Le tourisme de la mémoire est possible s’il ne se transforme pas en tourisme tribal. Un tourisme de petits groupes qui amènerait les Yoruba à pratiquer le tourisme dans la région Yoruba, les Fons dans la leur. L’idéal serait de faire un tourisme basé sur la relation entre les deux côtes de l’Atlantique, à l’intérieur de la communauté afro-atlantique composée des communautés africaine et afro-américaine.
Je pense que ce troisième type de tourisme est plus important pour le Bénin en général et pour Porto-Novo en particulier. Il pourra non seulement être une source de devises mais constituer aussi un nouveau printemps d’initiatives commerciales et d’investissements dont les bailleurs proviendraient de ces familles afro-américaines. Cette pratique serait différente de celle des touristes puisqu’ un touriste japonais, australien ou italien dont la durée de séjour sur le territoire est très limitée n’effectuera des dépenses que dans la consommation courante : objets souvenirs, arts, artisanat, hôtel, etc. Par contre, si un membre de la communauté afro-américaine se décide de créer au Bénin quelque entreprise, il participe de ce fait au développement général du pays et particulièrement au développement touristique, du petit commerce, etc.

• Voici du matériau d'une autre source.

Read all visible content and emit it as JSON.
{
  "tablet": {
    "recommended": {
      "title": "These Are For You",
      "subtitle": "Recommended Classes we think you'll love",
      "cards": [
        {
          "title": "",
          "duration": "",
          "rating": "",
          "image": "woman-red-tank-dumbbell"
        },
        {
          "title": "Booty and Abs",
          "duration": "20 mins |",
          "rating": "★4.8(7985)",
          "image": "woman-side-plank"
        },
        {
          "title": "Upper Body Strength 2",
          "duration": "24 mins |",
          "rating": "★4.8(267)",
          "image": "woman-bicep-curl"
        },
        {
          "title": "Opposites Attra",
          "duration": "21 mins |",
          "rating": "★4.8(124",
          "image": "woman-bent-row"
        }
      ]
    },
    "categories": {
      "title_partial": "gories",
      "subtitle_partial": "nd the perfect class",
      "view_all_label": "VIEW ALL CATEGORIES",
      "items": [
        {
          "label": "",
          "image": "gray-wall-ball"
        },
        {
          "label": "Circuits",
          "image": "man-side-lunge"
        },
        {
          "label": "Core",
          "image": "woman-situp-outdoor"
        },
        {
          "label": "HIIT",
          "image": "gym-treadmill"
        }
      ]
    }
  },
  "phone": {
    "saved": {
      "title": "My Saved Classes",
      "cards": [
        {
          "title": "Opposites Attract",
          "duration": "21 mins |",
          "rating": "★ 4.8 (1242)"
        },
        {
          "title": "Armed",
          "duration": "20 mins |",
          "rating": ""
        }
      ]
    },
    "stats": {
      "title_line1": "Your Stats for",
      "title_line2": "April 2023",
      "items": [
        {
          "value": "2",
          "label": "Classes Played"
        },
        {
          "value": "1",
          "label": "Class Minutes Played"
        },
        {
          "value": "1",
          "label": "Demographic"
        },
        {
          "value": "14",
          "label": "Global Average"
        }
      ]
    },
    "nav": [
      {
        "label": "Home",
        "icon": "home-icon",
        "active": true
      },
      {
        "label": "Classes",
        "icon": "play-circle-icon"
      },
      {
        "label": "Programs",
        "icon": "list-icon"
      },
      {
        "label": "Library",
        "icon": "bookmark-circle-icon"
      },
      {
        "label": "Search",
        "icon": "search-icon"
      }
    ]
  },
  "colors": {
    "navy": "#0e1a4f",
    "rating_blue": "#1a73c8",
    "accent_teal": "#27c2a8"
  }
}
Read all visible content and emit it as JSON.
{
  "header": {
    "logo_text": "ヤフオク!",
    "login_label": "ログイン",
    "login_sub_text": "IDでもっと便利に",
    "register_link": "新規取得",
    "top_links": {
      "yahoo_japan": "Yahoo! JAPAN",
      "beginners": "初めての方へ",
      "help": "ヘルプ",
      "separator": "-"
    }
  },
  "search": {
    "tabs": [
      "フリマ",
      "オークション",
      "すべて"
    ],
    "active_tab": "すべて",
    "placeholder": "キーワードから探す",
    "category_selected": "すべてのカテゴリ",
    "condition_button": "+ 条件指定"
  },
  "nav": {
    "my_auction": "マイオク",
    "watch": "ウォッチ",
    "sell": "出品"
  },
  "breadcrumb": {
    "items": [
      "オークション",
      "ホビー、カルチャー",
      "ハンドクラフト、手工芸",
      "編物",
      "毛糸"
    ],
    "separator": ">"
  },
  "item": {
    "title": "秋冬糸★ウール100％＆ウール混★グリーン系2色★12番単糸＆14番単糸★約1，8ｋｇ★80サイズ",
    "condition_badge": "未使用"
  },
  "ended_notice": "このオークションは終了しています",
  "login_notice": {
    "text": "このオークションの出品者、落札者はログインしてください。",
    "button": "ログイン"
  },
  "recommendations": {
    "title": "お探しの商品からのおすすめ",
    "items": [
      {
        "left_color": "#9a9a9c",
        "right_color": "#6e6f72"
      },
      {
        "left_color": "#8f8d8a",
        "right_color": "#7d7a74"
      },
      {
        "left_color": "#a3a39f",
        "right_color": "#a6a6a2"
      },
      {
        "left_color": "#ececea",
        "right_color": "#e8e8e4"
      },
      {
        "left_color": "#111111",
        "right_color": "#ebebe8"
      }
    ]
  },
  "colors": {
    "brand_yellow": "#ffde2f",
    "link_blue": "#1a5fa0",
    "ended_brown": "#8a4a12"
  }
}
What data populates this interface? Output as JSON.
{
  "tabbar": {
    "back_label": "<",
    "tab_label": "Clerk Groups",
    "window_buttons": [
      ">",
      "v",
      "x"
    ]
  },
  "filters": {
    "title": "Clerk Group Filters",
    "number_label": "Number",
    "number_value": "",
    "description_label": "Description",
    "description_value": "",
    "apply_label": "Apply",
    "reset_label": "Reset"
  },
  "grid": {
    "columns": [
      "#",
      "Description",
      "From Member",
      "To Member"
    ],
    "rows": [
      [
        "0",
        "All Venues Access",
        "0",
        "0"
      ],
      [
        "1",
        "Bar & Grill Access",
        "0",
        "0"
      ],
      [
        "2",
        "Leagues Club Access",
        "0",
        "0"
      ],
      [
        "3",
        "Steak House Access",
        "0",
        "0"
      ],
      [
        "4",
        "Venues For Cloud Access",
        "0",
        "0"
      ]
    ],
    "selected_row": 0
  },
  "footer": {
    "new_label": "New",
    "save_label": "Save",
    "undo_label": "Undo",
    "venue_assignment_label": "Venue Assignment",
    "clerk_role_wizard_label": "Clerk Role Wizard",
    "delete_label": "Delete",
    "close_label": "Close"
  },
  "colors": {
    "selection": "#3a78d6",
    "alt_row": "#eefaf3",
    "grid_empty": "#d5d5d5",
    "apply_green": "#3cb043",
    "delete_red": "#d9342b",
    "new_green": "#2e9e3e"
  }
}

Pour moi d’ailleurs, le tourisme n’est pas la seule chose à faire. C’est l’une des choses à faire avec un très bon plan de réhabilitation qui prend en compte la mémoire historique, les différentes dialectiques dans la mémoire entre différents peuples, royaumes, groupes ethniques qui composent par exemple le Bénin et qui sont la richesse car la richesse est dans la diversité et non pas dans la pureté. Notre développement est une hypothèse de travail, ce n’est pas la solution, c’est plutôt une méthode de travail.

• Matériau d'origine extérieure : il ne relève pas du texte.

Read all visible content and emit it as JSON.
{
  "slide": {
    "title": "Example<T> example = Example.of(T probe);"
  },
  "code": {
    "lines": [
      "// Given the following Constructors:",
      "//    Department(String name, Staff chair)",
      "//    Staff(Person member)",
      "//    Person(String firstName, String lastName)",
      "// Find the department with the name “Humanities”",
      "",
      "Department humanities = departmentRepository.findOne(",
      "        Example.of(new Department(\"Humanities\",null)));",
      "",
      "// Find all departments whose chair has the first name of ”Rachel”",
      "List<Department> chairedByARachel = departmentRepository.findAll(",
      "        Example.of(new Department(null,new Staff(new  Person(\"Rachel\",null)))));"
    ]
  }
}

Qu’en est-il des pièges du tourisme ?

Tout tourisme comporte des pièges même en Europe et aux Etats-Unis.
Le tourisme comporte à mon avis trois sortes de pièges.
- Le premier danger, c’est lorsque le tourisme devient le centre de focalisation de l’attention de la communauté. A partir de cet instant, ce que cette communauté produisait pour sa propre consommation identitaire sera dupliqué d’une manière ou d’une autre pour le touriste. L’artisanat par exemple va devenir souvenir. Et quand l’artisanat devient un souvenir, sa fonction liminaire meurt.
Alors si une statuette de 45 cm représentant un ancêtre se transforme en objet souvenir, elle n’est plus une statuette sacrée, ni religieuse car désacralisée par la reproduction un peu en série. Cela signifie que les petits enfants de cet ancêtre ne vont jamais reconnaître la sacralité de ces objets parce qu’ils les voient dans les petits marchés ou dans les aéroports.
Alors utiliser les objets liés à la tradition comme objets souvenir constitue donc le premier danger.

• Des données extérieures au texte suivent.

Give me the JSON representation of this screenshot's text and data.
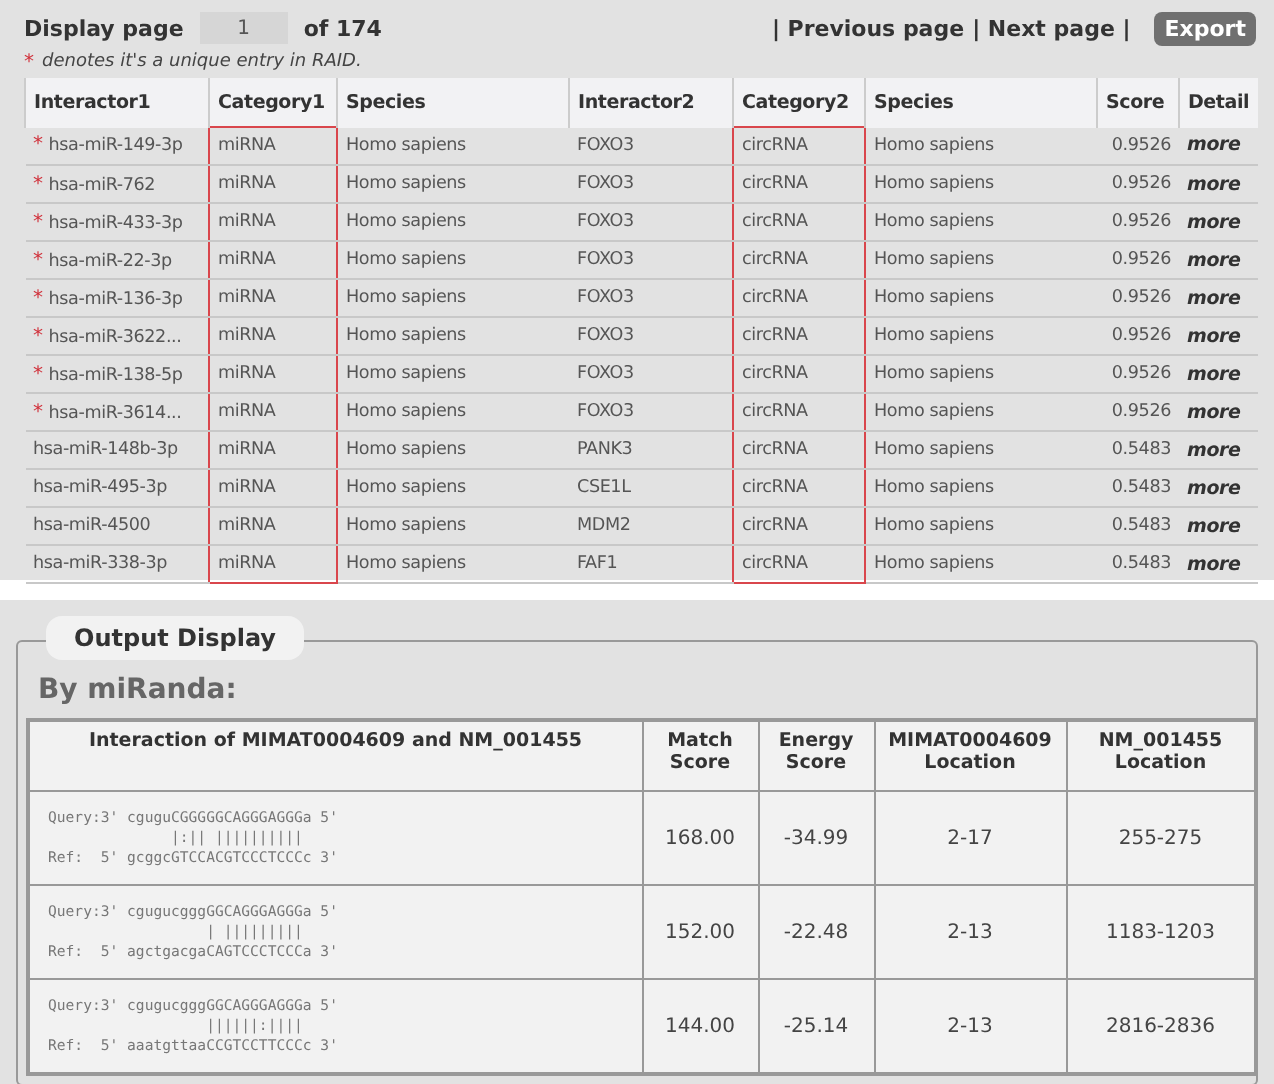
{
  "pager": {
    "label": "Display page",
    "page": "1",
    "of": "of 174",
    "links": [
      "| Previous page",
      "| Next page |"
    ],
    "export": "Export"
  },
  "note": {
    "mark": "*",
    "text": "denotes it's a unique entry in RAID."
  },
  "table": {
    "columns": [
      {
        "label": "Interactor1",
        "highlighted": false
      },
      {
        "label": "Category1",
        "highlighted": true
      },
      {
        "label": "Species",
        "highlighted": false
      },
      {
        "label": "Interactor2",
        "highlighted": false
      },
      {
        "label": "Category2",
        "highlighted": true
      },
      {
        "label": "Species",
        "highlighted": false
      },
      {
        "label": "Score",
        "highlighted": false
      },
      {
        "label": "Detail",
        "highlighted": false
      }
    ],
    "rows": [
      {
        "unique": true,
        "cells": [
          "hsa-miR-149-3p",
          "miRNA",
          "Homo sapiens",
          "FOXO3",
          "circRNA",
          "Homo sapiens",
          "0.9526",
          "more"
        ]
      },
      {
        "unique": true,
        "cells": [
          "hsa-miR-762",
          "miRNA",
          "Homo sapiens",
          "FOXO3",
          "circRNA",
          "Homo sapiens",
          "0.9526",
          "more"
        ]
      },
      {
        "unique": true,
        "cells": [
          "hsa-miR-433-3p",
          "miRNA",
          "Homo sapiens",
          "FOXO3",
          "circRNA",
          "Homo sapiens",
          "0.9526",
          "more"
        ]
      },
      {
        "unique": true,
        "cells": [
          "hsa-miR-22-3p",
          "miRNA",
          "Homo sapiens",
          "FOXO3",
          "circRNA",
          "Homo sapiens",
          "0.9526",
          "more"
        ]
      },
      {
        "unique": true,
        "cells": [
          "hsa-miR-136-3p",
          "miRNA",
          "Homo sapiens",
          "FOXO3",
          "circRNA",
          "Homo sapiens",
          "0.9526",
          "more"
        ]
      },
      {
        "unique": true,
        "cells": [
          "hsa-miR-3622...",
          "miRNA",
          "Homo sapiens",
          "FOXO3",
          "circRNA",
          "Homo sapiens",
          "0.9526",
          "more"
        ]
      },
      {
        "unique": true,
        "cells": [
          "hsa-miR-138-5p",
          "miRNA",
          "Homo sapiens",
          "FOXO3",
          "circRNA",
          "Homo sapiens",
          "0.9526",
          "more"
        ]
      },
      {
        "unique": true,
        "cells": [
          "hsa-miR-3614...",
          "miRNA",
          "Homo sapiens",
          "FOXO3",
          "circRNA",
          "Homo sapiens",
          "0.9526",
          "more"
        ]
      },
      {
        "unique": false,
        "cells": [
          "hsa-miR-148b-3p",
          "miRNA",
          "Homo sapiens",
          "PANK3",
          "circRNA",
          "Homo sapiens",
          "0.5483",
          "more"
        ]
      },
      {
        "unique": false,
        "cells": [
          "hsa-miR-495-3p",
          "miRNA",
          "Homo sapiens",
          "CSE1L",
          "circRNA",
          "Homo sapiens",
          "0.5483",
          "more"
        ]
      },
      {
        "unique": false,
        "cells": [
          "hsa-miR-4500",
          "miRNA",
          "Homo sapiens",
          "MDM2",
          "circRNA",
          "Homo sapiens",
          "0.5483",
          "more"
        ]
      },
      {
        "unique": false,
        "cells": [
          "hsa-miR-338-3p",
          "miRNA",
          "Homo sapiens",
          "FAF1",
          "circRNA",
          "Homo sapiens",
          "0.5483",
          "more"
        ]
      }
    ]
  },
  "output": {
    "legend": "Output Display",
    "heading": "By miRanda:",
    "columns": [
      "Interaction of MIMAT0004609 and NM_001455",
      "Match Score",
      "Energy Score",
      "MIMAT0004609 Location",
      "NM_001455 Location"
    ],
    "rows": [
      {
        "alignment": [
          "Query:3' cguguCGGGGGCAGGGAGGGa 5'",
          "              |:|| ||||||||||",
          "Ref:  5' gcggcGTCCACGTCCCTCCCc 3'"
        ],
        "match": "168.00",
        "energy": "-34.99",
        "loc1": "2-17",
        "loc2": "255-275"
      },
      {
        "alignment": [
          "Query:3' cgugucgggGGCAGGGAGGGa 5'",
          "                  | |||||||||",
          "Ref:  5' agctgacgaCAGTCCCTCCCa 3'"
        ],
        "match": "152.00",
        "energy": "-22.48",
        "loc1": "2-13",
        "loc2": "1183-1203"
      },
      {
        "alignment": [
          "Query:3' cgugucgggGGCAGGGAGGGa 5'",
          "                  ||||||:||||",
          "Ref:  5' aaatgttaaCCGTCCTTCCCc 3'"
        ],
        "match": "144.00",
        "energy": "-25.14",
        "loc1": "2-13",
        "loc2": "2816-2836"
      }
    ]
  }
}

Le deuxième danger, c’est le tourisme sexuel
Plusieurs fois la tradition a été utilisée et réinventée pour donner aux Européens, aux Américains et aux non africains, l’image de l’Africain toujours sauvage, de l’Africain nu, de l’Africain, homme ou femme à l’état nature et qui peut offrir le sexe librement sans règle. Cet état de fait tient plus de la nature que de la culture.
C’est bien sûr du racisme ! Mais à part l’idéologie raciste, c’est aussi une idéologie sexiste qui permet de justifier l’exploitation sauvage de réseaux de pédophilie, de pornographie et de tourisme sexuel.
Ainsi, la pauvreté peut obliger une personne à se prostituer ou à pratiquer la prostitution et s’il y a des touristes qui en font la demande, il y aura bien sûr l’offre.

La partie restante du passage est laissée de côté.